Este mecanismo permitirá evaluar cada caso de forma particular, garantizando que cualquier intervención respete el valor histórico y urbano del inmueble.
Más edificabilidad sin perder espacios verdes
Uno de los principales argumentos a favor de la tipología torre es que permite concentrar la edificabilidad en altura, liberando espacio en el terreno y favoreciendo la conservación de áreas verdes.
Este modelo se caracteriza por construcciones con perímetro exento, es decir, sin ocupar completamente el lote, lo que mejora la ventilación, la iluminación y la calidad ambiental del entorno.
“Son terrenos muy grandes que pueden tener mayor edificabilidad, ya sea por el sistema tradicional o por el formato de torre, que conserva más espacio verde y ordena mejor el desarrollo urbano”, explicó Fiatti.
No se aplicará a los inmuebles con máxima protección
El proyecto establece límites claros respecto a los inmuebles patrimoniales que podrán acceder a este régimen.
Quedarán excluidos aquellos edificios con el mayor grado de protección, considerados intocables tanto en su interior como en su estructura exterior. En cambio, la iniciativa apunta a propiedades con niveles de protección parcial o indirecta, donde la normativa ya permite cierto margen de intervención.
En estos casos, la posibilidad de aplicar la tipología torre podría facilitar nuevos desarrollos sin comprometer los valores patrimoniales más sensibles.
Un intento por equilibrar desarrollo y preservación
La iniciativa forma parte de una política más amplia que busca equilibrar el crecimiento inmobiliario con la preservación del patrimonio urbano, ofreciendo herramientas que permitan aprovechar el potencial de grandes terrenos sin afectar la identidad arquitectónica de la ciudad.
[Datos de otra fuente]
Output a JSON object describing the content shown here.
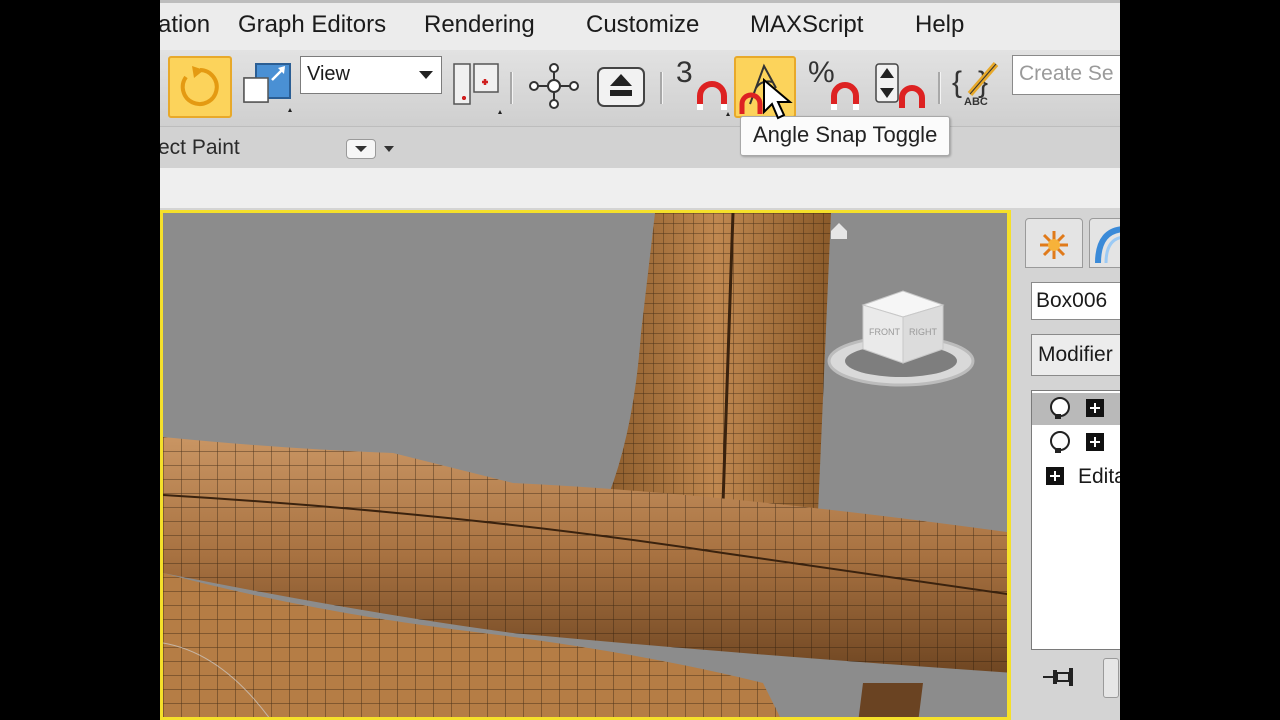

La propuesta comenzó a discutirse recientemente en el Concejo y forma parte del proceso de ajuste y perfeccionamiento del nuevo marco normativo urbano aprobado en 2025.
Según Fiatti, el objetivo es garantizar que las herramientas creadas para ordenar el crecimiento en altura también puedan aplicarse en situaciones particulares, siempre bajo control institucional y con criterios de preservación.